The Thing About Grief
Writing about What I’m Going Through Makes Me Feel Like a Fraud
Dead Dad Diaries
I haven’t written much since Dad died. Monday will mark the one month anniversary of his death, and since that time, I think I’ve written three or four short pieces. All were about this same subject, and I didn’t want to seem totally obsessed and hyperfocused on something as depressing as death. So, I decided to write about something else. Except, I was totally obsessed and hyperfocused on Dad’s death. It was literally all I thought about, so writing about something less death-y was a total fail.
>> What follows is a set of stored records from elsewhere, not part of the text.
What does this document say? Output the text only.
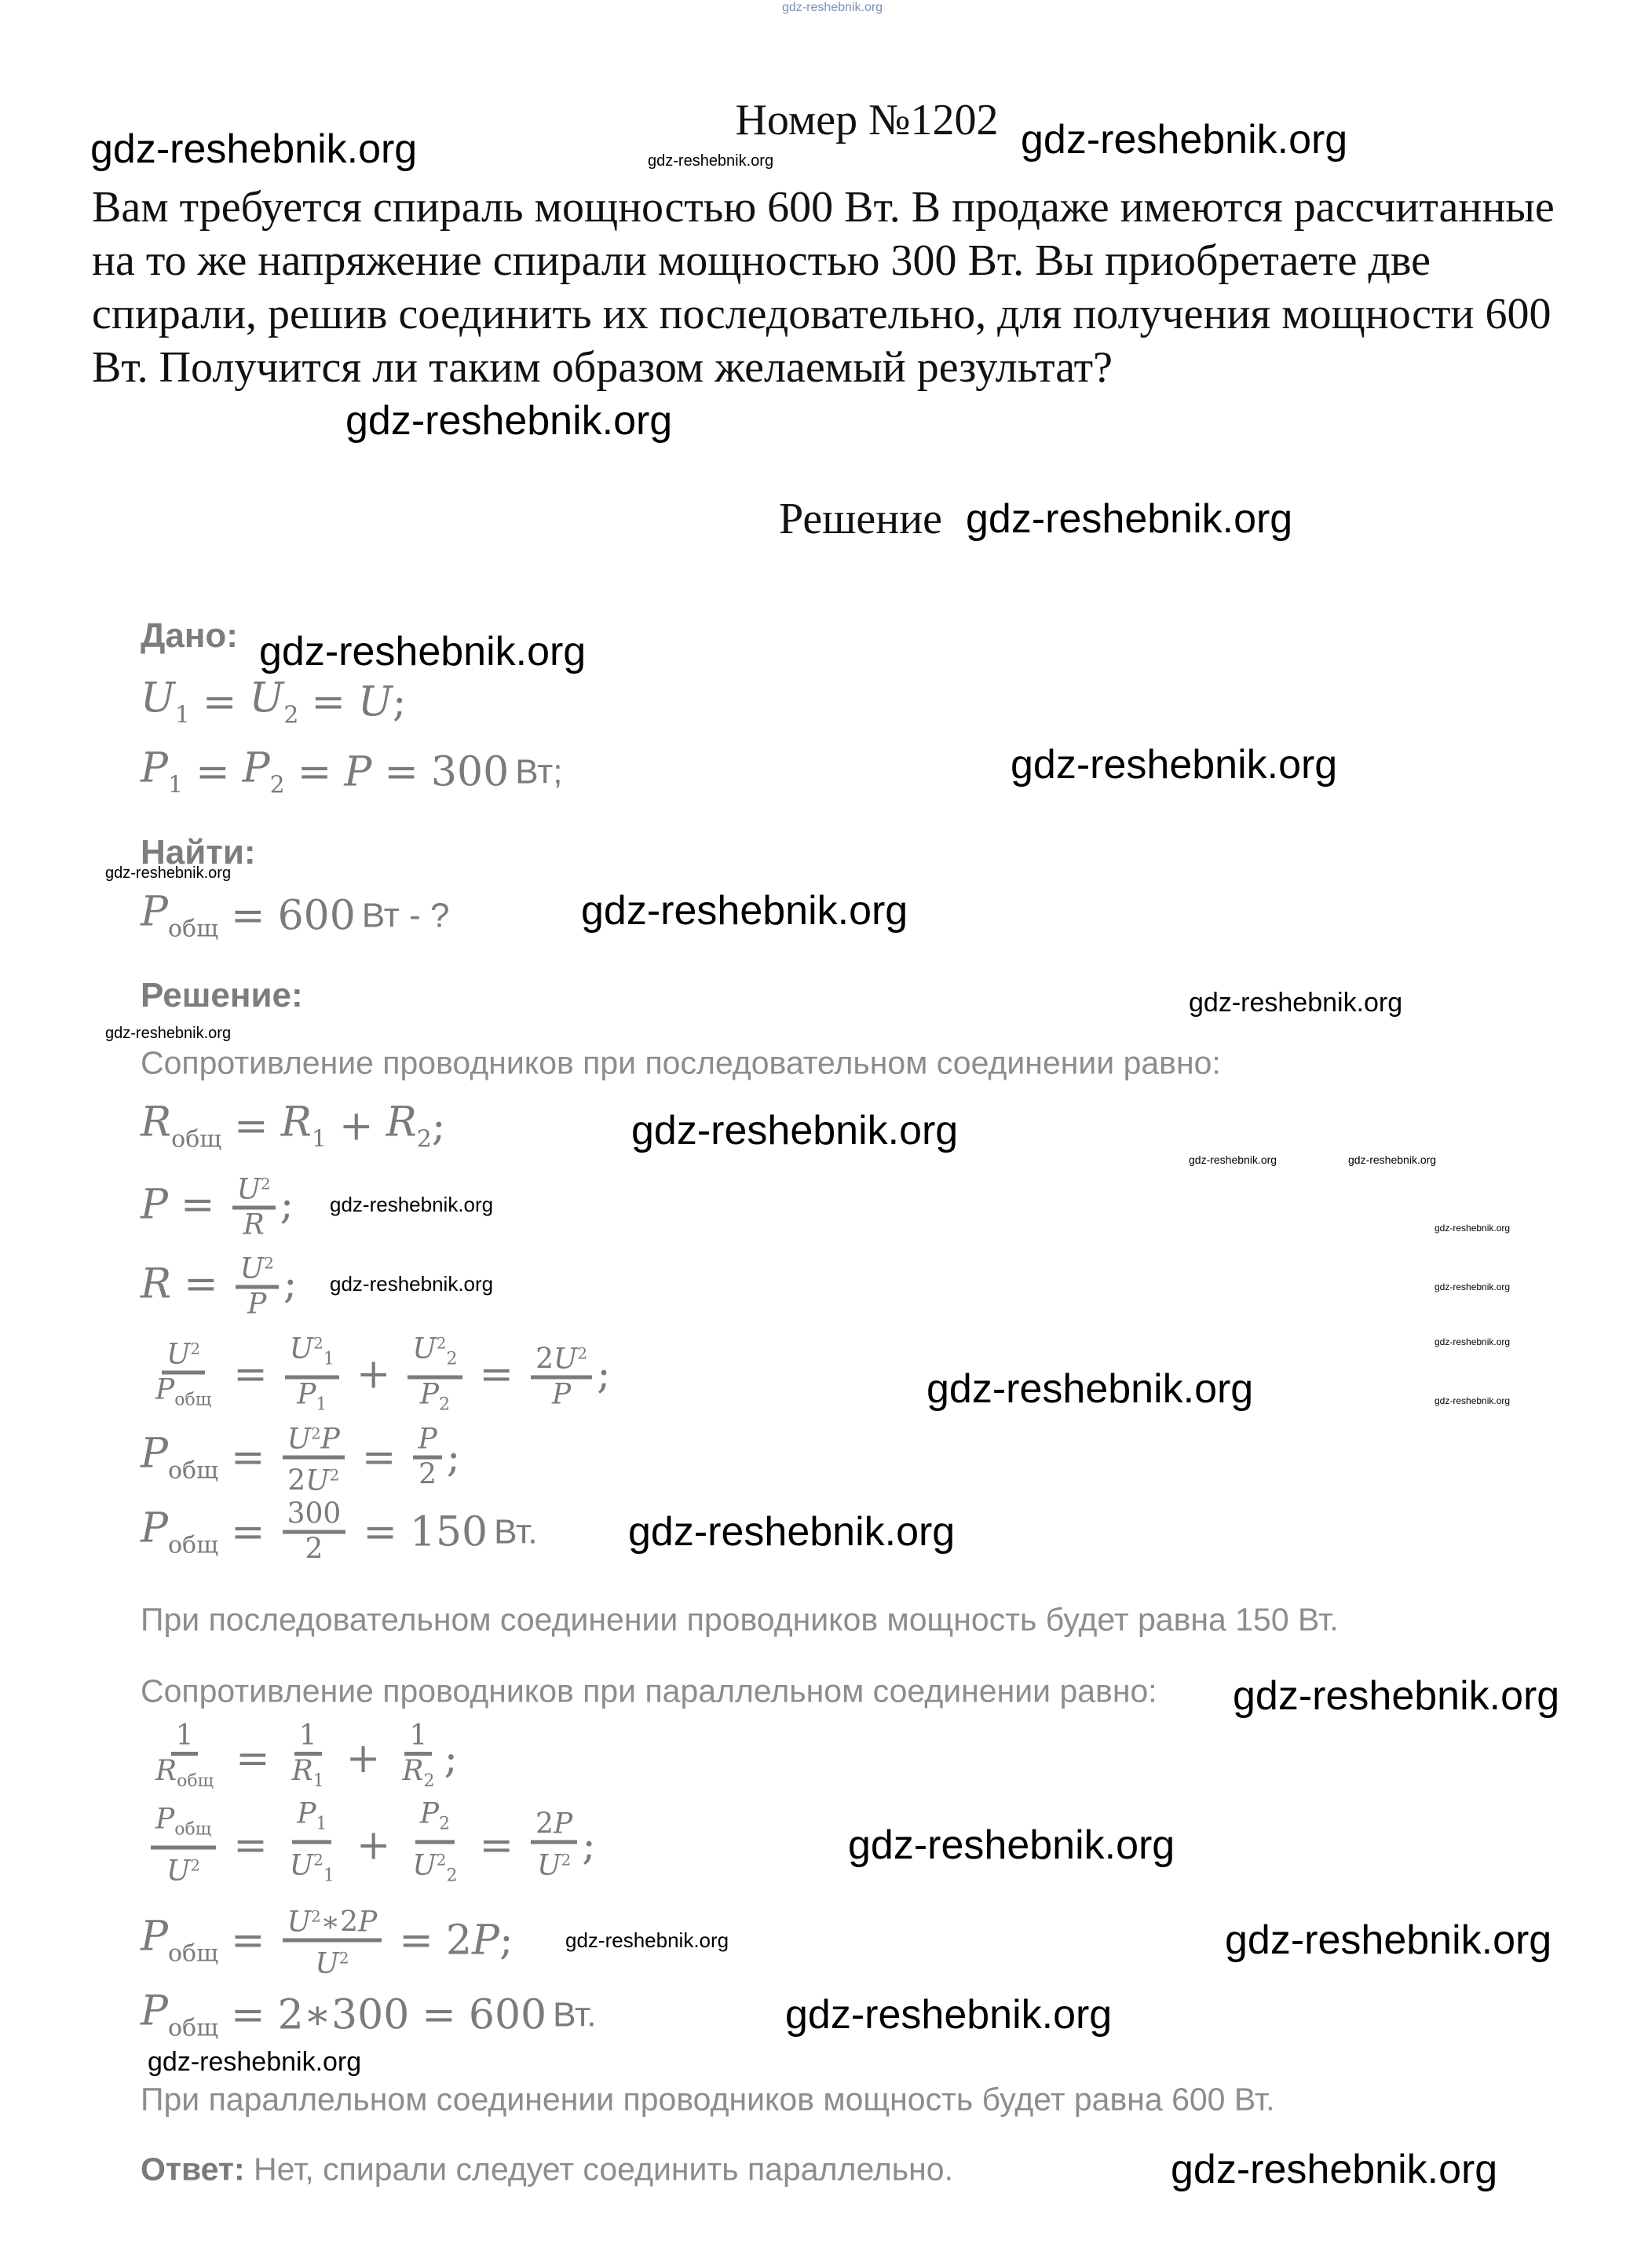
gdz-reshebnik.org
Номер №1202
Вам требуется спираль мощностью 600 Вт. В продаже имеются рассчитанные на то же напряжение спирали мощностью 300 Вт. Вы приобретаете две спирали, решив соединить их последовательно, для получения мощности 600 Вт. Получится ли таким образом желаемый результат?
Решение
Дано:
$U_1 = U_2 = U$ ;
$P_1 = P_2 = P = 300$ Вт;
Найти:
$P_{общ} = 600$ Вт - ?
Решение:
Сопротивление проводников при последовательном соединении равно:
$R_{общ} = R_1 + R_2$ ;
$P = \frac{U^2}{R}$ ;
$R = \frac{U^2}{P}$ ;
$\frac{U^2}{P_{общ}} = \frac{U^2_1}{P_1} + \frac{U^2_2}{P_2} = \frac{2U^2}{P}$ ;
$P_{общ} = \frac{U^2P}{2U^2} = \frac{P}{2}$ ;
$P_{общ} = \frac{300}{2} = 150$ Вт.
При последовательном соединении проводников мощность будет равна 150 Вт.
Сопротивление проводников при параллельном соединении равно:
$\frac{1}{R_{общ}} = \frac{1}{R_1} + \frac{1}{R_2}$ ;
$\frac{P_{общ}}{U^2} = \frac{P_1}{U^2_1} + \frac{P_2}{U^2_2} = \frac{2P}{U^2}$ ;
$P_{общ} = \frac{U^2∗2P}{U^2} = 2$ P ;
$P_{общ} = 2$ ∗ 300 = 600 Вт.
При параллельном соединении проводников мощность будет равна 600 Вт.
Ответ: Нет, спирали следует соединить параллельно.
gdz-reshebnik.org	gdz-reshebnik.org	gdz-reshebnik.org
gdz-reshebnik.org
gdz-reshebnik.org
gdz-reshebnik.org
gdz-reshebnik.org
gdz-reshebnik.org
gdz-reshebnik.org
gdz-reshebnik.org
gdz-reshebnik.org
gdz-reshebnik.org
gdz-reshebnik.org
gdz-reshebnik.org	gdz-reshebnik.org
gdz-reshebnik.org
gdz-reshebnik.org
gdz-reshebnik.org
gdz-reshebnik.org
gdz-reshebnik.org
gdz-reshebnik.org
gdz-reshebnik.org
gdz-reshebnik.org
gdz-reshebnik.org
gdz-reshebnik.org	gdz-reshebnik.org
gdz-reshebnik.org
gdz-reshebnik.org
gdz-reshebnik.org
And because I didn’t want to be a Debbie Downer, I just didn’t write anything at all.
After a couple of weeks, I started being able to read stuff other people wrote about NOT death, off and on. I also reread what I had written about eleventy billion times, and it all made me very uncomfortable. It didn’t match up. It didn’t make sense. First, I was broken but took great comfort in the past year of Dad’s life and how he and I had grown closer during that time. Then, I was back to bringing up the past and how he had hurt me so much that I was unable to connect with all the “wonderful person” stories at his funeral.
I felt like I was somehow being fundamentally dishonest about either my feelings, or reality, or both. I was afraid to write more and further contradict myself. But, today I decided to say “fuck it”, because if I don’t unload some of what is in my head, it will explode, and since I’m a single mom that means one of my kids will have to clean up the mess.
So, think what you will about my dead dad diaries.
It can’t be as bad as the exploded head scenario. The children thank you.